Bila mengacu pada Standar Operasional Prosedur (SOP), idealnya memang ada pihak ketiga, dalam hal ini perawat, di antara ruang periksa di mana hanya ada dokter dan pasien. Namun, pada kenyataannya tidak. Seperti yang Dr. Sandra Suryadana ceritakan, penyebab utamanya adalah kekurangan tenaga perawat dan pasien datang sendirian.
Selalu ada ketidaknyamanan bagi Dr. Sandra Suryadana bila sedang memeriksa pasien laki-laki. Ia jadi ingat, semasa masih ko-as dulu, ada sejawat senior perempuan pernah diintip saat buang air kecil di toilet oleh seorang pasien poliklinik Rumah Sakit.

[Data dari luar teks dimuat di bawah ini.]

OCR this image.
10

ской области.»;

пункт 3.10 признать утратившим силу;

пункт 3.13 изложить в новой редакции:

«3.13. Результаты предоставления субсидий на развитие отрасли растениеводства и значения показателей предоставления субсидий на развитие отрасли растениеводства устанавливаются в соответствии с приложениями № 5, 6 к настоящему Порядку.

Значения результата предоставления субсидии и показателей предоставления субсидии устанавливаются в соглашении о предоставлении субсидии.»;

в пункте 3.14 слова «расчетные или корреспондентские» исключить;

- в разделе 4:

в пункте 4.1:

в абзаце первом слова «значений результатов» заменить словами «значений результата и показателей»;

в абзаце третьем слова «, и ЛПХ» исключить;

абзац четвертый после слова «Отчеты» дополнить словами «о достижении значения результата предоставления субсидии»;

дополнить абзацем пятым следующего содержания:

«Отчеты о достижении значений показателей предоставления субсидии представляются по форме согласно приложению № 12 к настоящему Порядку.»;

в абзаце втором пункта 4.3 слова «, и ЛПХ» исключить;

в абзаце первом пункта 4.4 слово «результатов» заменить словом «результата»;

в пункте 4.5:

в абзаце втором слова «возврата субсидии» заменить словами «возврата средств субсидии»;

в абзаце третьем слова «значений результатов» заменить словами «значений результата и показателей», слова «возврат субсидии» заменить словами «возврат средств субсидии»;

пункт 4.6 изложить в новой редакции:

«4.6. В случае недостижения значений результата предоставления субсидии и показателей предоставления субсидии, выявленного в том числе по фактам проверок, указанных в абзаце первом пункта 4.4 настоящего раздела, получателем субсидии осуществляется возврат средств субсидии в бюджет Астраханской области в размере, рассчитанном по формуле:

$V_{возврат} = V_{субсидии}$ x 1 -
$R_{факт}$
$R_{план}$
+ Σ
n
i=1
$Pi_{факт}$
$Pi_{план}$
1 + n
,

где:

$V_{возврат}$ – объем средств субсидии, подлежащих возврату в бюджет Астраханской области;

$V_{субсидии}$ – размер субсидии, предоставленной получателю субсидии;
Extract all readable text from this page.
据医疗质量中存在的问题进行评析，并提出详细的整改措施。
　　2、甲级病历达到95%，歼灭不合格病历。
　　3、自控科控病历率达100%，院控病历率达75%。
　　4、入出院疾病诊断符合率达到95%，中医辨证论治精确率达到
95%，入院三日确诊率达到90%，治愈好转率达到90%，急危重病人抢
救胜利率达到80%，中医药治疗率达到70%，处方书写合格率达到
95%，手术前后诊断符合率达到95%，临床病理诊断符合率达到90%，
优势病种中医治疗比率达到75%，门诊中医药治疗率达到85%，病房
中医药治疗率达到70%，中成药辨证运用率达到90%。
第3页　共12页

"Atau, perawat UGD yang dipegang bokongnya oleh pasien pria saat sedang dirawat lukanya. Ada juga asisten apoteker yang mendapat pelecehan seksual secara verbal saat sedang menjelaskan cara penggunaan salep antijamur," tulis Dr. Sandra Suryadana dalam artikelnya Tenaga Medis dan Pasien Sama-sama Rentan Menjadi Korban Pelecehan Seksual di Rumah Sakit.

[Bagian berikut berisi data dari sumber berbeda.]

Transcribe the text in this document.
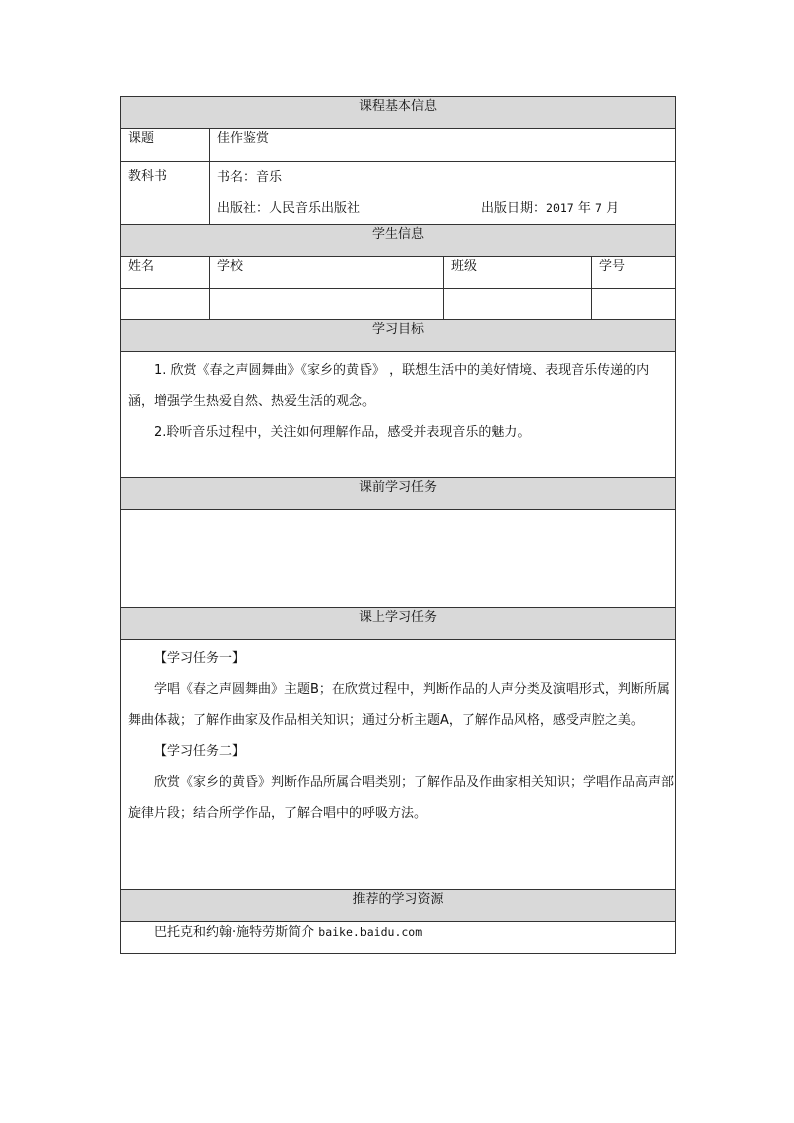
课程基本信息			
课题	佳作鉴赏		
教科书	书名：音乐
出版社：人民音乐出版社 出版日期：2017 年 7 月		

学生信息			
姓名	学校	班级	学号

学习目标			

1. 欣赏《春之声圆舞曲》《家乡的黄昏》 ，联想生活中的美好情境、表现音乐传递的内涵，增强学生热爱自然、热爱生活的观念。

2.聆听音乐过程中，关注如何理解作品，感受并表现音乐的魅力。			

课前学习任务			

课上学习任务			

【学习任务一】

学唱《春之声圆舞曲》主题B；在欣赏过程中，判断作品的人声分类及演唱形式，判断所属舞曲体裁；了解作曲家及作品相关知识；通过分析主题A，了解作品风格，感受声腔之美。

【学习任务二】

欣赏《家乡的黄昏》判断作品所属合唱类别；了解作品及作曲家相关知识；学唱作品高声部旋律片段；结合所学作品，了解合唱中的呼吸方法。			

推荐的学习资源			
巴托克和约翰·施特劳斯简介 baike.baidu.com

Ini menyiratkan satu hal: bahwa pelecehan bisa diterima dan/atau dilakukan oleh siapa saja. Menurut Dr. Sandra Suryadana, sebenarnya tidak sedikit kejadian seperti ini terjadi. Hanya saja, ada landasan kemanusiaan berdasarkan sumpah profesi yang menaungi seluruh kegiatan medis. Selama pendidikan, katanya, kami diajarkan untuk menghormati manusia dan tubuhnya.Â
Oleh karenanya, bagi semua pihak yang terlibat di sini; pemerintah, rumah sakit, dan organisasi perlindungan tenaga medis mesti memperkuat pengawasan. Paling tidak, saling-menghormati antar manusia bisa sedikit cukup mengurangi melakukan tindak pelecehan tersebut. Sebab perilaku menyimpang, setidaknya, bisa kita hentikan sejak dalam pikiran --dan untuk itu bisa mengurungkan tindak pelecehan.